Last week’s reason was This is important because growth may have peaked in terms of performance relative to value. Nvidia (NVDAThe company, the poster child for the AI boom, rose more than 5% to a new all-time high on Friday morning, before recouping those gains and ending the day trading down more than 5% from its opening price. Ta. Perhaps it was profit taking from this year’s parabolic rally, but it’s an event that makes you wonder if the speculative fever has gone too far. Last week’s $4.4 billion in outflows from technology funds through March 6 was the largest on record, according to data from EPFR Global. Semiconductor stocks are also trading at record premiums to the S&P 500.
I don’t want to call the top on technology stocks, but there is growing evidence that the sector’s degree of outperformance relative to the broader market has peaked, and new investment capital is being diverted to other areas. could be better utilized in The top 10 stocks, mostly tech stocks, now account for 33% of the S&P 500 index, up from its peak of 27% in 2000. The big difference is that today’s top 10 stocks have much stronger fundamentals to resist bear market declines.
Additionally, these stocks’ multiples are nowhere near the nosebleed levels seen in 2000 and 2020, suggesting imminent danger.
Some of the names in the Magnificent Seven are starting to lose their luster.

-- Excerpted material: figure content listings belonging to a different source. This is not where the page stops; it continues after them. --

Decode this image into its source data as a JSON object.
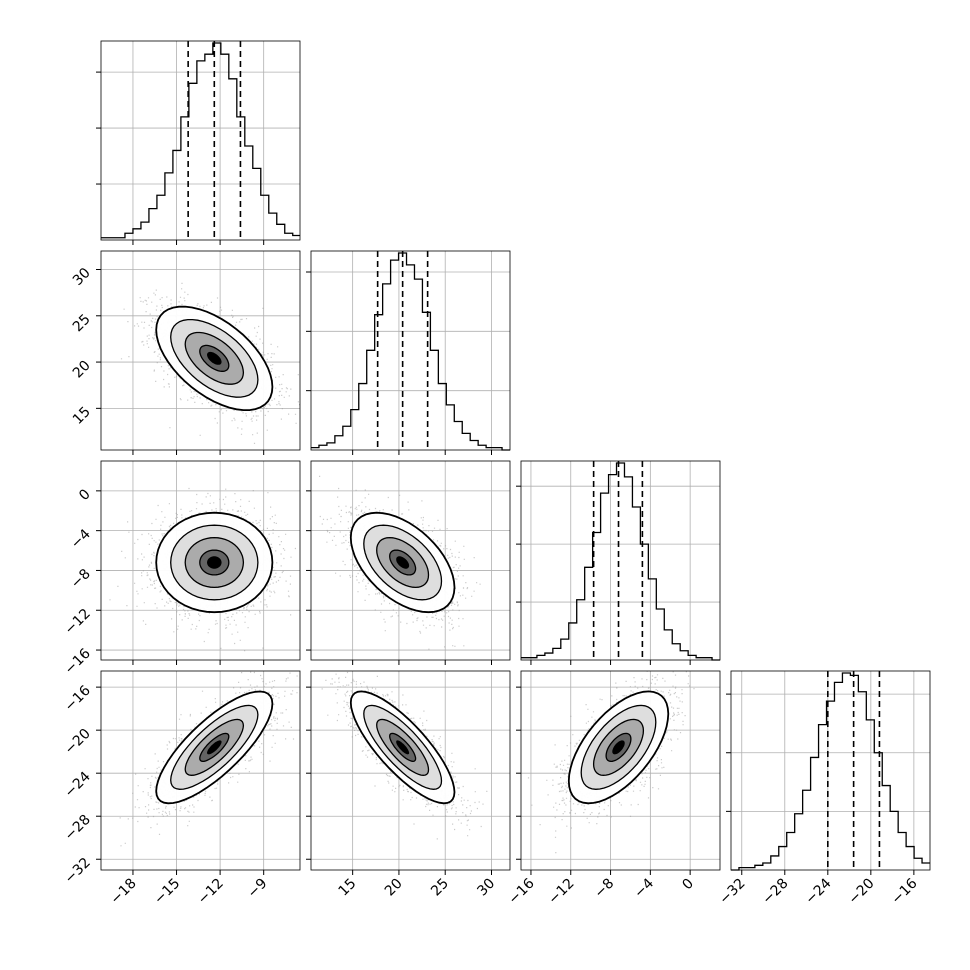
{
  "chart_data": {
    "type": "corner",
    "parameters": 4,
    "grid": true,
    "panels_diagonal": [
      {
        "param_index": 0,
        "range": [
          -20.2,
          -6.5
        ],
        "quantiles": [
          -14.2,
          -12.4,
          -10.6
        ],
        "hist_bin_edges": [
          -20.2,
          -19.65,
          -19.1,
          -18.55,
          -18.0,
          -17.45,
          -16.9,
          -16.35,
          -15.8,
          -15.25,
          -14.7,
          -14.15,
          -13.6,
          -13.05,
          -12.5,
          -11.95,
          -11.4,
          -10.85,
          -10.3,
          -9.75,
          -9.2,
          -8.65,
          -8.1,
          -7.55,
          -7.0,
          -6.5
        ],
        "hist_counts": [
          1,
          1,
          1,
          3,
          5,
          8,
          14,
          20,
          30,
          40,
          55,
          70,
          80,
          83,
          88,
          83,
          72,
          55,
          42,
          32,
          20,
          12,
          7,
          3,
          2
        ],
        "y_ticks": [
          25,
          50,
          75
        ]
      },
      {
        "param_index": 1,
        "range": [
          10.5,
          32.0
        ],
        "quantiles": [
          17.7,
          20.4,
          23.1
        ],
        "hist_bin_edges": [
          10.5,
          11.36,
          12.22,
          13.08,
          13.94,
          14.8,
          15.66,
          16.52,
          17.38,
          18.24,
          19.1,
          19.96,
          20.82,
          21.68,
          22.54,
          23.4,
          24.26,
          25.12,
          25.98,
          26.84,
          27.7,
          28.56,
          29.42,
          30.28,
          31.14,
          32.0
        ],
        "hist_counts": [
          1,
          2,
          3,
          6,
          10,
          17,
          28,
          42,
          57,
          70,
          80,
          83,
          78,
          72,
          58,
          42,
          28,
          19,
          12,
          7,
          4,
          2,
          1,
          1,
          0
        ],
        "y_ticks": [
          25,
          50,
          75
        ]
      },
      {
        "param_index": 2,
        "range": [
          -17.0,
          3.0
        ],
        "quantiles": [
          -9.7,
          -7.2,
          -4.8
        ],
        "hist_bin_edges": [
          -17.0,
          -16.2,
          -15.4,
          -14.6,
          -13.8,
          -13.0,
          -12.2,
          -11.4,
          -10.6,
          -9.8,
          -9.0,
          -8.2,
          -7.4,
          -6.6,
          -5.8,
          -5.0,
          -4.2,
          -3.4,
          -2.6,
          -1.8,
          -1.0,
          -0.2,
          0.6,
          1.4,
          2.2,
          3.0
        ],
        "hist_counts": [
          1,
          1,
          2,
          3,
          5,
          9,
          16,
          26,
          40,
          55,
          72,
          80,
          85,
          79,
          66,
          50,
          35,
          22,
          13,
          7,
          4,
          2,
          1,
          1,
          0
        ],
        "y_ticks": [
          25,
          50,
          75
        ]
      },
      {
        "param_index": 3,
        "range": [
          -33.0,
          -14.5
        ],
        "quantiles": [
          -24.0,
          -21.6,
          -19.2
        ],
        "hist_bin_edges": [
          -33.0,
          -32.26,
          -31.52,
          -30.78,
          -30.04,
          -29.3,
          -28.56,
          -27.82,
          -27.08,
          -26.34,
          -25.6,
          -24.86,
          -24.12,
          -23.38,
          -22.64,
          -21.9,
          -21.16,
          -20.42,
          -19.68,
          -18.94,
          -18.2,
          -17.46,
          -16.72,
          -15.98,
          -15.24,
          -14.5
        ],
        "hist_counts": [
          0,
          1,
          1,
          2,
          3,
          6,
          10,
          16,
          24,
          34,
          48,
          62,
          72,
          80,
          84,
          83,
          76,
          64,
          50,
          36,
          25,
          16,
          10,
          5,
          3
        ],
        "y_ticks": [
          25,
          50,
          75
        ]
      }
    ],
    "panels_offdiagonal": [
      {
        "row": 1,
        "col": 0,
        "x_param": 0,
        "y_param": 1,
        "center": [
          -12.4,
          20.4
        ],
        "sigma": [
          2.0,
          2.8
        ],
        "correlation": -0.55
      },
      {
        "row": 2,
        "col": 0,
        "x_param": 0,
        "y_param": 2,
        "center": [
          -12.4,
          -7.2
        ],
        "sigma": [
          2.0,
          2.5
        ],
        "correlation": 0.0
      },
      {
        "row": 2,
        "col": 1,
        "x_param": 1,
        "y_param": 2,
        "center": [
          20.4,
          -7.2
        ],
        "sigma": [
          2.8,
          2.5
        ],
        "correlation": -0.5
      },
      {
        "row": 3,
        "col": 0,
        "x_param": 0,
        "y_param": 3,
        "center": [
          -12.4,
          -21.6
        ],
        "sigma": [
          2.0,
          2.6
        ],
        "correlation": 0.78
      },
      {
        "row": 3,
        "col": 1,
        "x_param": 1,
        "y_param": 3,
        "center": [
          20.4,
          -21.6
        ],
        "sigma": [
          2.8,
          2.6
        ],
        "correlation": -0.8
      },
      {
        "row": 3,
        "col": 2,
        "x_param": 2,
        "y_param": 3,
        "center": [
          -7.2,
          -21.6
        ],
        "sigma": [
          2.5,
          2.6
        ],
        "correlation": 0.6
      }
    ],
    "contour_levels_sigma": [
      0.5,
      1.0,
      1.5,
      2.0
    ],
    "axis_ticks": {
      "x": [
        {
          "param_index": 0,
          "values": [
            -18,
            -15,
            -12,
            -9
          ],
          "labels": [
            "−18",
            "−15",
            "−12",
            "−9"
          ]
        },
        {
          "param_index": 1,
          "values": [
            15,
            20,
            25,
            30
          ],
          "labels": [
            "15",
            "20",
            "25",
            "30"
          ]
        },
        {
          "param_index": 2,
          "values": [
            -16,
            -12,
            -8,
            -4,
            0
          ],
          "labels": [
            "−16",
            "−12",
            "−8",
            "−4",
            "0"
          ]
        },
        {
          "param_index": 3,
          "values": [
            -32,
            -28,
            -24,
            -20,
            -16
          ],
          "labels": [
            "−32",
            "−28",
            "−24",
            "−20",
            "−16"
          ]
        }
      ],
      "y": [
        {
          "param_index": 1,
          "values": [
            15,
            20,
            25,
            30
          ],
          "labels": [
            "15",
            "20",
            "25",
            "30"
          ]
        },
        {
          "param_index": 2,
          "values": [
            -16,
            -12,
            -8,
            -4,
            0
          ],
          "labels": [
            "−16",
            "−12",
            "−8",
            "−4",
            "0"
          ]
        },
        {
          "param_index": 3,
          "values": [
            -32,
            -28,
            -24,
            -20,
            -16
          ],
          "labels": [
            "−32",
            "−28",
            "−24",
            "−20",
            "−16"
          ]
        }
      ]
    },
    "colors": {
      "frame": "#000000",
      "grid": "#b0b0b0",
      "scatter": "#a0a0a0",
      "contour_line": "#000000",
      "hist_line": "#000000",
      "quantile_line": "#000000"
    }
  }
}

Apple (AAPL), Alphabet (GOOG) (GOOGL), and Tesla (TSLA) have underperformed the S&P 500 and have posted losses since the beginning of the year. Microsoft (MSFT) is lagging behind the benchmark index.

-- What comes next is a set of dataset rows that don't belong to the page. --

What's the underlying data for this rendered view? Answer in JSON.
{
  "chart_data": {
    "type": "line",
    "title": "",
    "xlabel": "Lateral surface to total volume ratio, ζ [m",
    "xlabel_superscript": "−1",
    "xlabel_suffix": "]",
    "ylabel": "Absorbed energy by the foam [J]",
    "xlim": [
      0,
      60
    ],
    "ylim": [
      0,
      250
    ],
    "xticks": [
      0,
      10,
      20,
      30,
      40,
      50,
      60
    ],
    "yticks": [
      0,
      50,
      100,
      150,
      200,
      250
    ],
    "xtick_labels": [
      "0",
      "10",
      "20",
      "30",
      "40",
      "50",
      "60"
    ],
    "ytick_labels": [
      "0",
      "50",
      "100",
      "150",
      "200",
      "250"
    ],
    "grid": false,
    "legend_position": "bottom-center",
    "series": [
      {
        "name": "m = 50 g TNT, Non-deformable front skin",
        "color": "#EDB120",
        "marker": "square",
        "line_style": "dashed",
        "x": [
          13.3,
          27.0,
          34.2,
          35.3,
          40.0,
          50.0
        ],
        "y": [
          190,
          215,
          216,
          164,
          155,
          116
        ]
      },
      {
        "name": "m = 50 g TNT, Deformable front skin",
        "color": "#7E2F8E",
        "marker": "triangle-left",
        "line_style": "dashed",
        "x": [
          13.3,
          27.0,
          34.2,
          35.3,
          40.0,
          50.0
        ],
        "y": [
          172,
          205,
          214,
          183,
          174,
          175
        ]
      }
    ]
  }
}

Meanwhile, small-cap stocks are starting to outperform. Bears have been taking advantage of the fact that small-cap underperformance has been the Achilles heel of this bull market, but that no longer appears to be the case. I have been hoping for a comeback in small-cap stocks due to the underlying strength of the economic expansion, which the consensus has underestimated. The Russell 2000 Index is currently gaining momentum, outperforming the S&P 500 over the past 100 days. This is the rotation I’ve been looking for since the beginning of this year. Focusing solely on the decline in momentum in technology stocks might predict a correction or bear market later this year, but this rotation into small-cap stocks suggests otherwise.

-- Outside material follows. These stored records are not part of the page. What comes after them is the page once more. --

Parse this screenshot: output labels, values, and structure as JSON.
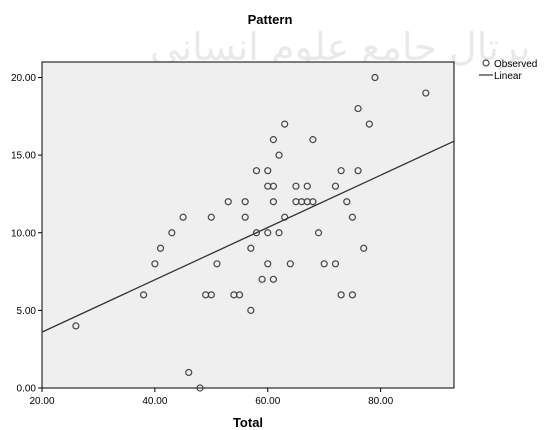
{
  "chart_data": {
    "type": "scatter",
    "title": "Pattern",
    "xlabel": "Total",
    "ylabel": "",
    "xlim": [
      20,
      93
    ],
    "ylim": [
      0,
      21
    ],
    "x_ticks": [
      "20.00",
      "40.00",
      "60.00",
      "80.00"
    ],
    "y_ticks": [
      "0.00",
      "5.00",
      "10.00",
      "15.00",
      "20.00"
    ],
    "legend": {
      "position": "top-right",
      "entries": [
        "Observed",
        "Linear"
      ]
    },
    "colors": {
      "plot_background": "#efefef",
      "marker": "#444444",
      "line": "#333333"
    },
    "series": [
      {
        "name": "Observed",
        "kind": "scatter",
        "points": [
          [
            26,
            4
          ],
          [
            38,
            6
          ],
          [
            40,
            8
          ],
          [
            41,
            9
          ],
          [
            43,
            10
          ],
          [
            45,
            11
          ],
          [
            46,
            1
          ],
          [
            48,
            0
          ],
          [
            49,
            6
          ],
          [
            50,
            6
          ],
          [
            50,
            11
          ],
          [
            51,
            8
          ],
          [
            53,
            12
          ],
          [
            54,
            6
          ],
          [
            55,
            6
          ],
          [
            56,
            11
          ],
          [
            56,
            12
          ],
          [
            57,
            5
          ],
          [
            57,
            9
          ],
          [
            58,
            10
          ],
          [
            58,
            14
          ],
          [
            59,
            7
          ],
          [
            60,
            8
          ],
          [
            60,
            10
          ],
          [
            60,
            13
          ],
          [
            60,
            14
          ],
          [
            61,
            7
          ],
          [
            61,
            12
          ],
          [
            61,
            13
          ],
          [
            61,
            16
          ],
          [
            62,
            10
          ],
          [
            62,
            15
          ],
          [
            63,
            11
          ],
          [
            63,
            17
          ],
          [
            64,
            8
          ],
          [
            65,
            13
          ],
          [
            65,
            12
          ],
          [
            66,
            12
          ],
          [
            67,
            12
          ],
          [
            67,
            13
          ],
          [
            68,
            12
          ],
          [
            68,
            16
          ],
          [
            69,
            10
          ],
          [
            70,
            8
          ],
          [
            72,
            8
          ],
          [
            72,
            13
          ],
          [
            73,
            6
          ],
          [
            73,
            14
          ],
          [
            74,
            12
          ],
          [
            75,
            6
          ],
          [
            75,
            11
          ],
          [
            76,
            14
          ],
          [
            76,
            18
          ],
          [
            77,
            9
          ],
          [
            78,
            17
          ],
          [
            79,
            20
          ],
          [
            88,
            19
          ]
        ]
      },
      {
        "name": "Linear",
        "kind": "line",
        "points": [
          [
            20,
            3.6
          ],
          [
            93,
            15.9
          ]
        ]
      }
    ]
  }
}
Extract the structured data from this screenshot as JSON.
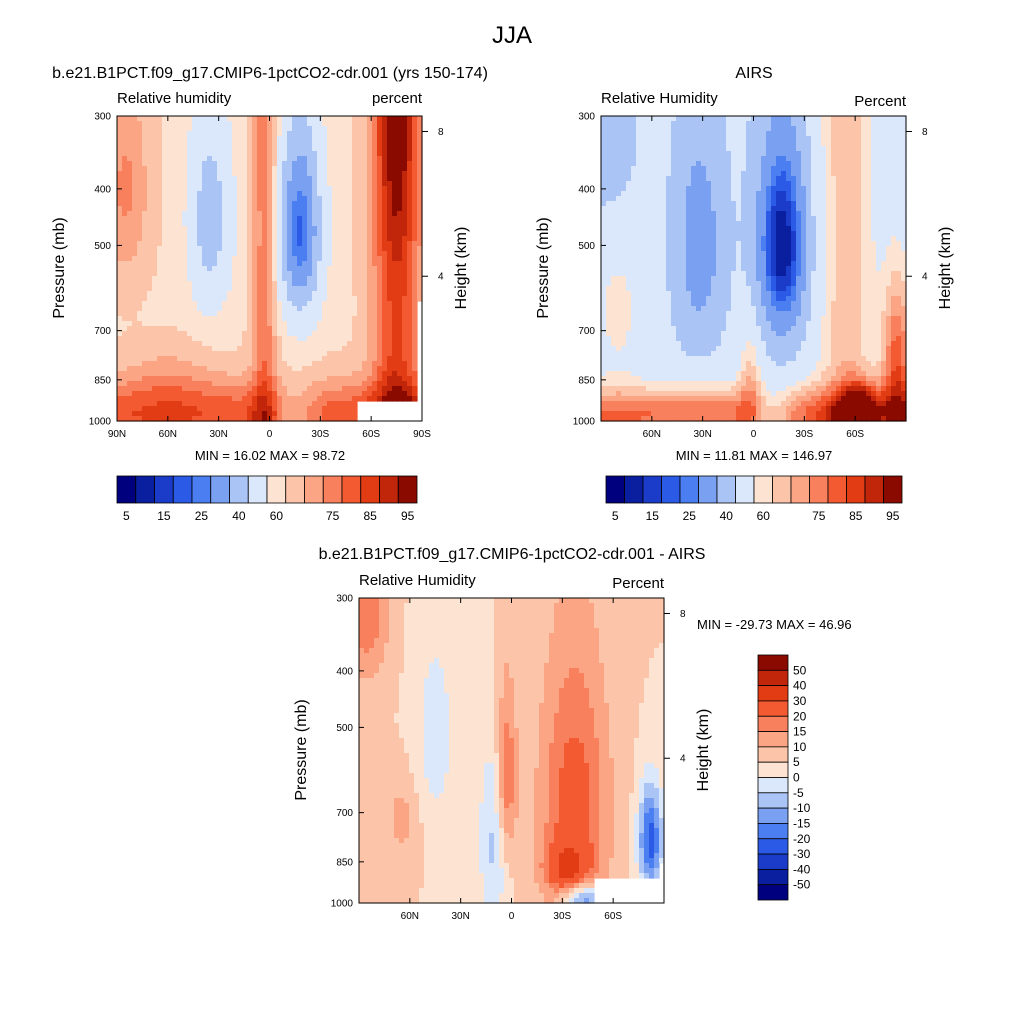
{
  "figure": {
    "title": "JJA"
  },
  "chart_data": [
    {
      "type": "heatmap",
      "title": "b.e21.B1PCT.f09_g17.CMIP6-1pctCO2-cdr.001 (yrs 150-174)",
      "left_string": "Relative humidity",
      "right_string": "percent",
      "ylabel": "Pressure (mb)",
      "y2label": "Height (km)",
      "xlim": [
        90,
        -90
      ],
      "x_ticks": [
        90,
        60,
        30,
        0,
        -30,
        -60,
        -90
      ],
      "x_tick_labels": [
        "90N",
        "60N",
        "30N",
        "0",
        "30S",
        "60S",
        "90S"
      ],
      "y_ticks": [
        300,
        400,
        500,
        700,
        850,
        1000
      ],
      "y_tick_labels": [
        "300",
        "400",
        "500",
        "700",
        "850",
        "1000"
      ],
      "y2_ticks": [
        8,
        4
      ],
      "y2_tick_labels": [
        "8",
        "4"
      ],
      "stats": "MIN =  16.02  MAX =  98.72",
      "min": 16.02,
      "max": 98.72,
      "legend_levels": [
        5,
        10,
        15,
        20,
        25,
        30,
        40,
        50,
        60,
        65,
        70,
        75,
        80,
        85,
        90,
        95
      ],
      "legend_tick_labels": [
        "5",
        "15",
        "25",
        "40",
        "60",
        "75",
        "85",
        "95"
      ],
      "colors": [
        "#00007f",
        "#0a1fa0",
        "#1a3cc8",
        "#2a5ae6",
        "#4b7ef0",
        "#7aa0f2",
        "#aac4f6",
        "#dbe8fb",
        "#fde3d2",
        "#fcc5aa",
        "#fba585",
        "#f9805d",
        "#f45a32",
        "#e23c14",
        "#c2260a",
        "#8b0a00"
      ]
    },
    {
      "type": "heatmap",
      "title": "AIRS",
      "left_string": "Relative Humidity",
      "right_string": "Percent",
      "ylabel": "Pressure (mb)",
      "y2label": "Height (km)",
      "xlim": [
        90,
        -90
      ],
      "x_ticks": [
        60,
        30,
        0,
        -30,
        -60
      ],
      "x_tick_labels": [
        "60N",
        "30N",
        "0",
        "30S",
        "60S"
      ],
      "y_ticks": [
        300,
        400,
        500,
        700,
        850,
        1000
      ],
      "y_tick_labels": [
        "300",
        "400",
        "500",
        "700",
        "850",
        "1000"
      ],
      "y2_ticks": [
        8,
        4
      ],
      "y2_tick_labels": [
        "8",
        "4"
      ],
      "stats": "MIN =  11.81  MAX = 146.97",
      "min": 11.81,
      "max": 146.97,
      "legend_levels": [
        5,
        10,
        15,
        20,
        25,
        30,
        40,
        50,
        60,
        65,
        70,
        75,
        80,
        85,
        90,
        95
      ],
      "legend_tick_labels": [
        "5",
        "15",
        "25",
        "40",
        "60",
        "75",
        "85",
        "95"
      ],
      "colors": [
        "#00007f",
        "#0a1fa0",
        "#1a3cc8",
        "#2a5ae6",
        "#4b7ef0",
        "#7aa0f2",
        "#aac4f6",
        "#dbe8fb",
        "#fde3d2",
        "#fcc5aa",
        "#fba585",
        "#f9805d",
        "#f45a32",
        "#e23c14",
        "#c2260a",
        "#8b0a00"
      ]
    },
    {
      "type": "heatmap",
      "title": "b.e21.B1PCT.f09_g17.CMIP6-1pctCO2-cdr.001 - AIRS",
      "left_string": "Relative Humidity",
      "right_string": "Percent",
      "ylabel": "Pressure (mb)",
      "y2label": "Height (km)",
      "xlim": [
        90,
        -90
      ],
      "x_ticks": [
        60,
        30,
        0,
        -30,
        -60
      ],
      "x_tick_labels": [
        "60N",
        "30N",
        "0",
        "30S",
        "60S"
      ],
      "y_ticks": [
        300,
        400,
        500,
        700,
        850,
        1000
      ],
      "y_tick_labels": [
        "300",
        "400",
        "500",
        "700",
        "850",
        "1000"
      ],
      "y2_ticks": [
        8,
        4
      ],
      "y2_tick_labels": [
        "8",
        "4"
      ],
      "stats": "MIN = -29.73  MAX =  46.96",
      "min": -29.73,
      "max": 46.96,
      "legend_levels": [
        50,
        40,
        30,
        20,
        15,
        10,
        5,
        0,
        -5,
        -10,
        -15,
        -20,
        -30,
        -40,
        -50
      ],
      "legend_tick_labels": [
        "50",
        "40",
        "30",
        "20",
        "15",
        "10",
        "5",
        "0",
        "-5",
        "-10",
        "-15",
        "-20",
        "-30",
        "-40",
        "-50"
      ],
      "colors": [
        "#8b0a00",
        "#c2260a",
        "#e23c14",
        "#f45a32",
        "#f9805d",
        "#fba585",
        "#fcc5aa",
        "#fde3d2",
        "#dbe8fb",
        "#aac4f6",
        "#7aa0f2",
        "#4b7ef0",
        "#2a5ae6",
        "#1a3cc8",
        "#0a1fa0",
        "#00007f"
      ]
    }
  ]
}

Additionally, the rate of change in earnings above performance is at a critical juncture as value begins to outpace growth heading into 2024. Proxies for this comparison are the largest of the 1000, the Russell 1000 Growth Index and the Russell 1000 Value Index. Companies in each market.
This improvement in rate of change suggests that we may experience a period of value outperformance, led by sectors such as healthcare, financials, materials, industrials, and energy. A further catalyst for rotation that I expect is the start of a Fed rate cut cycle, which, along with the continued recovery in the manufacturing sector, should provide a tailwind for the more value-oriented and rate-sensitive sectors of the market. , this can be seen in a new expansion from the PMI Manufacturing Survey.
I think it’s time to rebalance your portfolio to focus on value over growth. There are many signs that change is already underway. Given the current heavy weighting of the top 10 companies, such a rotation would likely prevent the S&P 500 index from moving much higher overall. Still, given its previous technology leadership, there are many opportunities for investors in this market.